EDS gets green light for more NMCI seats
EDS has the gotten the go ahead to roll out another 150,000 seats under the Navy Marine Corps Intranet contract.
EDS has the gotten the go ahead to roll out another 150,000 seats under the Navy Marine Corps Intranet contract, the company announced this week.
The latest clearance by the Defense Department pushes the total authorization to 310,000 seats.
So far, EDS and its team have moved about 60,000 seats to the NMCI environment. The increase in the number authorized seats follows EDS demonstrating that it could meet the service level agreements set in the eight-year, $6.9 billion contract.
"The results from four months of testing clearly demonstrated that the NMCI is ready to move to the next level," said Rear Admiral Charles Munns, the director of the NMCI program. "These authorizations mark major milestones in the progress of the NMCI program. We are pleased with the decisions and will move forward with additional deployment."
Until the recent authorization, Congress and the Defense Department had limited the initial NMCI deployment to no more than 160,000 seat orders.
The 310,000 seats authorized is not the full number for NMCI, according to EDS spokesman Kevin Clarke. Estimates for the full deployment of NMCI range from 360,000 to 410,000 seats, he said. A decision to authorize the remaining seats is likely to be made this summer, after 85 percent of the network is in place and subjected to additional testing.
Financial analysts have been waiting for signs that EDS will eventually begin to make a return on NMCI. The contract is structured in such a way that EDS bears all the up-front costs of establishing the network, and does not begin to recoup its investment until the bulk of the seats are installed and the company meets pre-determined performance levels.

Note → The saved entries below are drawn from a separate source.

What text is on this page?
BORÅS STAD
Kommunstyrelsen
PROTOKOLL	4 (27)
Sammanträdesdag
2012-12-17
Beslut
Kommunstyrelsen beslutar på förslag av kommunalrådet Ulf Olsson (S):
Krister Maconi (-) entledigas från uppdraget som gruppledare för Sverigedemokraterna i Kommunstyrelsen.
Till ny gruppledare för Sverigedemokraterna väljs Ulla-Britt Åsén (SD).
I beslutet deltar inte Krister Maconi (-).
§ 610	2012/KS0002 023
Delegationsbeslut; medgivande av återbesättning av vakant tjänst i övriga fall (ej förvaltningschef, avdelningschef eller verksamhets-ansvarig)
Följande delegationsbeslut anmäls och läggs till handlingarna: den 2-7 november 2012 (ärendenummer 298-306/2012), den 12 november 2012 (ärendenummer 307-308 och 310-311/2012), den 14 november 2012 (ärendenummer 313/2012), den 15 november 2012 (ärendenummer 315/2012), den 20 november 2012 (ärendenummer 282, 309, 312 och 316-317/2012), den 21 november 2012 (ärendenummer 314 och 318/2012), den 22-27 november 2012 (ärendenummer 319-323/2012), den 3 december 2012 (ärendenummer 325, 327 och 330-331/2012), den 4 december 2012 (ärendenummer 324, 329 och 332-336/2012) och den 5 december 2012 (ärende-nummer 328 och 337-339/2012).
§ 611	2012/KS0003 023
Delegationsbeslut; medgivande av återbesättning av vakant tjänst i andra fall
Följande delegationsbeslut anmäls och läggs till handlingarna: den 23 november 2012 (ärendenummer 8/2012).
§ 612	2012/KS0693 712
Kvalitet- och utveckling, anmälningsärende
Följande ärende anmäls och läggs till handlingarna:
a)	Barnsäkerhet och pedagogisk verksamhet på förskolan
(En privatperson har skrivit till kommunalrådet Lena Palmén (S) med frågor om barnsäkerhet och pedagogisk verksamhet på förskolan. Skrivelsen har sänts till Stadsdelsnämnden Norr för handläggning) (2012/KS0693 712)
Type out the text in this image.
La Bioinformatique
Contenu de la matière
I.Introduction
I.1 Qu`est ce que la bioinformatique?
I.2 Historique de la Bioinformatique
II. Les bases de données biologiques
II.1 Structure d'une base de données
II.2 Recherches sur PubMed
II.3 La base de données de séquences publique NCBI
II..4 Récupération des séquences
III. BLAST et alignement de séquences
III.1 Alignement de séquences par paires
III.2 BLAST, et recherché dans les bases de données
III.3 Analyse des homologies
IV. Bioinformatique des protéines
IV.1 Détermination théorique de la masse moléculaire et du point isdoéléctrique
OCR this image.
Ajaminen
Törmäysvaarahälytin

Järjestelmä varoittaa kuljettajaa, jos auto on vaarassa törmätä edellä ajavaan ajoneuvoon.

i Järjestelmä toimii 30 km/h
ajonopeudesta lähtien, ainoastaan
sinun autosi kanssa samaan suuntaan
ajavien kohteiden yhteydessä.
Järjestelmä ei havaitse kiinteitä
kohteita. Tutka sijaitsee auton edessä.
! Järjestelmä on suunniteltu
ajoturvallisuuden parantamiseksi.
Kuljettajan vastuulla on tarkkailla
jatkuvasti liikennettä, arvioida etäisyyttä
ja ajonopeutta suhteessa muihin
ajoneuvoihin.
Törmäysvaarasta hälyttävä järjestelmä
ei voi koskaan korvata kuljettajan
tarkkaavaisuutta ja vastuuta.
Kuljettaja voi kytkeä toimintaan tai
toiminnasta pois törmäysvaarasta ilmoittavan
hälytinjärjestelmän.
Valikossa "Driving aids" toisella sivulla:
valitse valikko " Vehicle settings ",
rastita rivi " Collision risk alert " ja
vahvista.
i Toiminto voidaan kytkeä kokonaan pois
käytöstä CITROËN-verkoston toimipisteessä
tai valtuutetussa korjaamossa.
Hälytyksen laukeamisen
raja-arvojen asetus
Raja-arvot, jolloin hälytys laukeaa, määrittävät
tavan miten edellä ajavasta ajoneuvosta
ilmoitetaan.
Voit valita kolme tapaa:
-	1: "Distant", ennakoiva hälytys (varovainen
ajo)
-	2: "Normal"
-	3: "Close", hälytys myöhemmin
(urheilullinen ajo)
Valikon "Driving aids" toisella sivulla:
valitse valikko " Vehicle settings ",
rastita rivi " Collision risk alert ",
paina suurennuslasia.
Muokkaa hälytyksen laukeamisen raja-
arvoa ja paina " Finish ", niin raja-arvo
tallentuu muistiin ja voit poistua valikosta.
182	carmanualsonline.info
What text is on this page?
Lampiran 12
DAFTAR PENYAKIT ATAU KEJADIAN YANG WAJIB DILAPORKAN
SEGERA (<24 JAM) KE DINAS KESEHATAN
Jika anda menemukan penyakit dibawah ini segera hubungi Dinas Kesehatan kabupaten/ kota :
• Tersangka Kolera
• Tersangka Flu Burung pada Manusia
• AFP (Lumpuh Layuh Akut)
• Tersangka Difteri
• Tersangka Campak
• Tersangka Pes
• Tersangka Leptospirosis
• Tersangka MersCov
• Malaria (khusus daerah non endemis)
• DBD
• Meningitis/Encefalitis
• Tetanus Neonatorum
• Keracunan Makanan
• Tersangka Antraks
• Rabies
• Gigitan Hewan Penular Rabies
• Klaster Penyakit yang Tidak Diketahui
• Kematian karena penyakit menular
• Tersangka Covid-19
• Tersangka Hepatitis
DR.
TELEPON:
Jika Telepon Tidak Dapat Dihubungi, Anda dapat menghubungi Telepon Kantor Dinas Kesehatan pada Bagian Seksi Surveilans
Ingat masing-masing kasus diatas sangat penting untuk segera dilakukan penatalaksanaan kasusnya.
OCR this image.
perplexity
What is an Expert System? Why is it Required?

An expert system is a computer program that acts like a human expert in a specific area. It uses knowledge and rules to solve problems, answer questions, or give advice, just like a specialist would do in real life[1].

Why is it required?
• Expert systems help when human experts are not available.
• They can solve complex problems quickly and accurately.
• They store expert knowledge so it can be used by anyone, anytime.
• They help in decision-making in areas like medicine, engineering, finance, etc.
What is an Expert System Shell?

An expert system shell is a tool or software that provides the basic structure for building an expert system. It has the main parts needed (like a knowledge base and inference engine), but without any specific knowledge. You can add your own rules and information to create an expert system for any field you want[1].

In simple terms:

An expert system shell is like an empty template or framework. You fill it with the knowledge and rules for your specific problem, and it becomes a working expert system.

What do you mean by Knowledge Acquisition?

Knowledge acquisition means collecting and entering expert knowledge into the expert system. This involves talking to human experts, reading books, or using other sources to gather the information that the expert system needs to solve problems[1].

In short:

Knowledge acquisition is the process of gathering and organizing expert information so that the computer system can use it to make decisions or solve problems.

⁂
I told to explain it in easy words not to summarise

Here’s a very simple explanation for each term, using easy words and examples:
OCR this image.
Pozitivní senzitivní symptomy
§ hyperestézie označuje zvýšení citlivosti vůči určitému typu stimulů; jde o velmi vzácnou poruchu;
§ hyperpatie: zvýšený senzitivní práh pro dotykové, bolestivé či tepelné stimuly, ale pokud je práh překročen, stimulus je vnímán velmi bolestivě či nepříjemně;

Cynthia Houlton, senior analyst with RBC Capital Markets in New York, said in a report released today that her firm remains "cautious about potential for further delays" in the NMCI rollout.
"We do have the concern that going to war in Iraq could delay deployment," Houlton said. "[T]here are a lot of bodies that aren't sitting where they're normally sitting, and you can't change out their desktops ? EDS can't be paid for something they're not doing."
Houlton said that another concern is if seat deployment is delayed, Congress could cut funding for NMCI if the Navy doesn't spend the funds approved to date.
"We feel like there are things beyond EDS' control," she said.
EDS also announced that Vincent Madsen, a 24-year EDS veteran and former president of EDS' Asia-Pacific delivery organization, has been named client delivery executive for the project. Madsen will assume responsibility for the central NMCI infrastructure and the delivery and deployment of products and services at Navy and Marine Corps bases worldwide.